Ucrania sufrió hace dos años el ataque de una de las autocracias, pero quien de entre nosotros piense que, por situarse geográficamente al otro lado de Europa, está muy lejos de España, se equivoca, porque esa invasión nos interpela. Si vence el ejército invasor, la pregunta que cabe hacerse es quién será el próximo país ocupado, la próxima soberanía usurpada o qué ciudadanos europeos verán violentada su libertad. El triunfo de Rusia sería el fin de la seguridad europea. Por eso, apoyar hoy a Ucrania no es sólo, y ya es importante, apoyar la libertad de los ucranianos, sino mostrar una vocación inequívoca para defender los valores sobre los que se asientan las democracias liberales que han permitido la prosperidad de occidente y poner freno a uno de los peligros que amenazan con arrasar el libre mercado, las democracias occidentales y el orden internacional nacido después de la Segunda Guerra Mundial.
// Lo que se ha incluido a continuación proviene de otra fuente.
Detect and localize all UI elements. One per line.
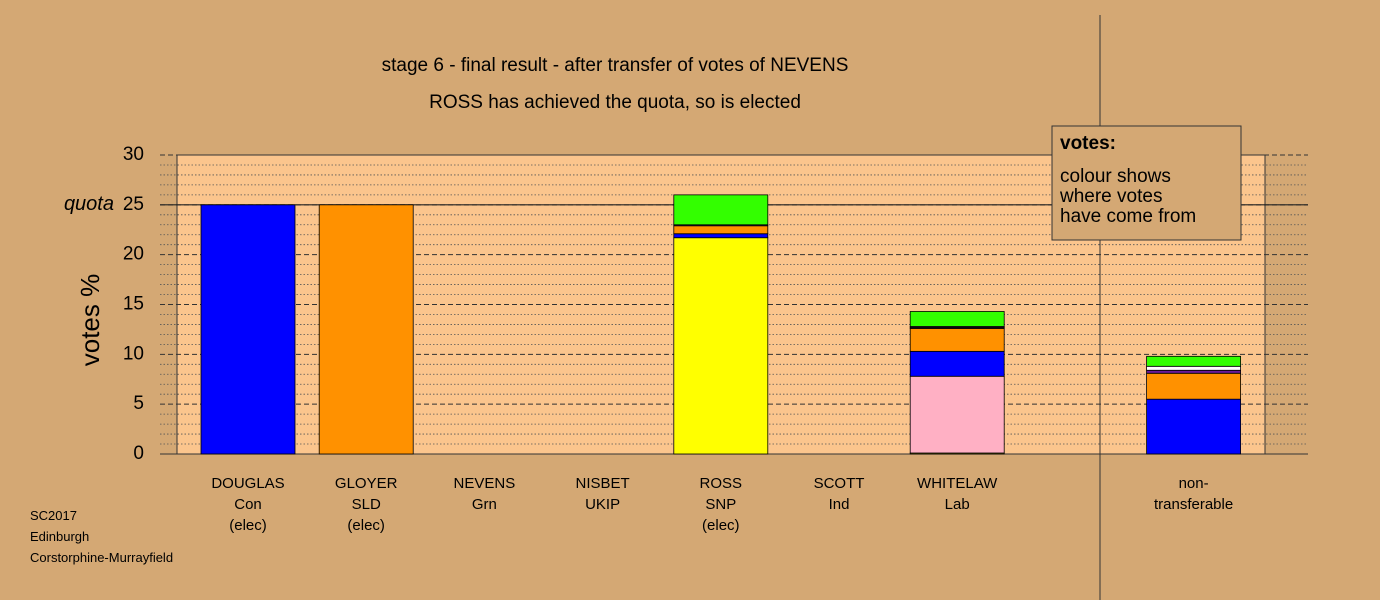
y-tick-label: 5	[133, 393, 144, 414]
quota-label: quota	[64, 193, 114, 215]
bar-segment	[318, 204, 414, 455]
bar-segment	[673, 194, 769, 226]
bar-segment	[1146, 365, 1241, 371]
y-tick-label: 25	[123, 194, 144, 215]
y-tick-label: 0	[133, 443, 144, 464]
y-tick-label: 10	[123, 343, 144, 364]
y-tick-label: 30	[123, 144, 144, 165]
legend-text: colour shows where votes have come from	[1060, 166, 1197, 227]
bar-segment	[1146, 372, 1241, 400]
x-tick-label: WHITELAW Lab	[917, 475, 998, 513]
x-tick-label: DOUGLAS Con (elec)	[211, 475, 285, 534]
bar-segment	[200, 204, 296, 455]
x-tick-label: NISBET UKIP	[575, 475, 630, 513]
bar-segment	[673, 233, 769, 239]
y-axis-label: votes %	[75, 274, 105, 367]
legend-box	[1051, 125, 1242, 241]
footnote: SC2017 Edinburgh Corstorphine-Murrayfiel…	[30, 508, 174, 565]
x-tick-label: NEVENS Grn	[453, 475, 516, 513]
y-tick-label: 15	[123, 294, 144, 315]
chart-subtitle: ROSS has achieved the quota, so is elect…	[429, 92, 801, 113]
bar-segment	[673, 225, 769, 235]
bar-segment	[909, 328, 1005, 352]
bar-segment	[909, 375, 1005, 454]
x-tick-label: non- transferable	[1153, 475, 1234, 513]
x-tick-label: SCOTT Ind	[813, 475, 865, 513]
bar-segment	[909, 350, 1005, 377]
bar-segment	[1146, 369, 1241, 374]
chart-title: stage 6 - final result - after transfer …	[382, 55, 849, 76]
legend-title: votes:	[1060, 133, 1116, 154]
x-tick-label: ROSS SNP (elec)	[699, 475, 743, 534]
bar-segment	[1146, 398, 1241, 455]
y-tick-label: 20	[123, 244, 144, 265]
x-tick-label: GLOYER SLD (elec)	[334, 475, 398, 534]
bars	[200, 194, 1241, 455]
bar-segment	[909, 311, 1005, 327]
bar-segment	[673, 237, 769, 455]
bar-segment	[1146, 355, 1241, 367]
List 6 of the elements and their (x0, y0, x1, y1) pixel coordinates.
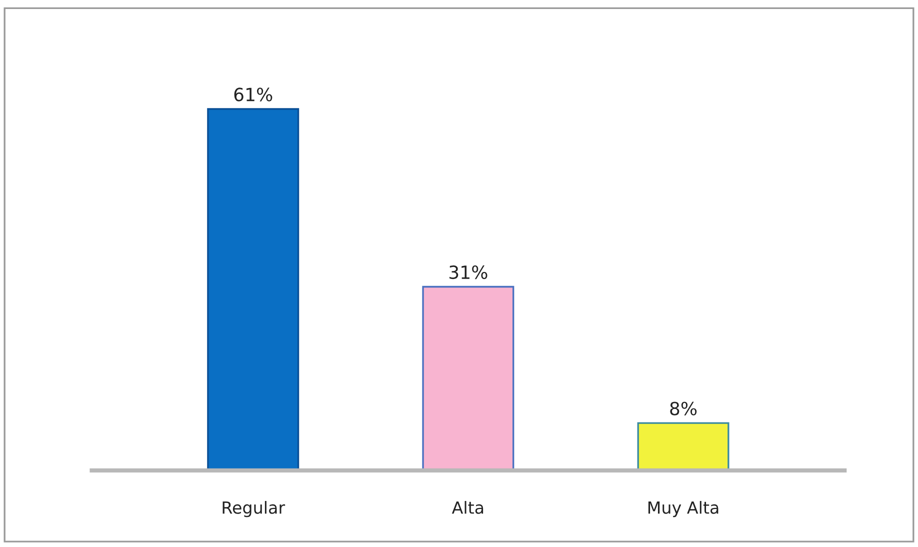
data-label: 31% (449, 265, 488, 280)
x-tick-label: Muy Alta (648, 500, 718, 518)
x-tick-label: Regular (222, 500, 286, 518)
x-tick-label: Alta (452, 500, 484, 514)
data-label: 8% (670, 402, 697, 416)
data-label: 61% (234, 88, 272, 102)
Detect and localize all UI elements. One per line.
Defender nuestra democracia nos exige esfuerzos. Si la pandemia puso en evidencia la falta de autonomía industrial o sanitaria europea y, por tanto, española, hoy es una certeza también que debemos hacer frente a la escasa autonomía estratégica que padecemos. Posiblemente se ha derrumbado ante nuestros ojos el orden internacional nacido de la Segunda Guerra Mundial según el cual los europeos occidentales estábamos seguros bajo el paraguas de EEUU en particular y, posteriormente, de la OTAN en general, pero eso no nos puede llevar a renunciar a dar los pasos necesarios para invertir en defensa y en la industria de defensa y de seguridad, para contar con los medios que disuadan a quienes pretendan atacar nuestros sistemas de libertades y poder convertirnos en un actor global, capaz de defender nuestros intereses y proyectar nuestros valores, en el mundo.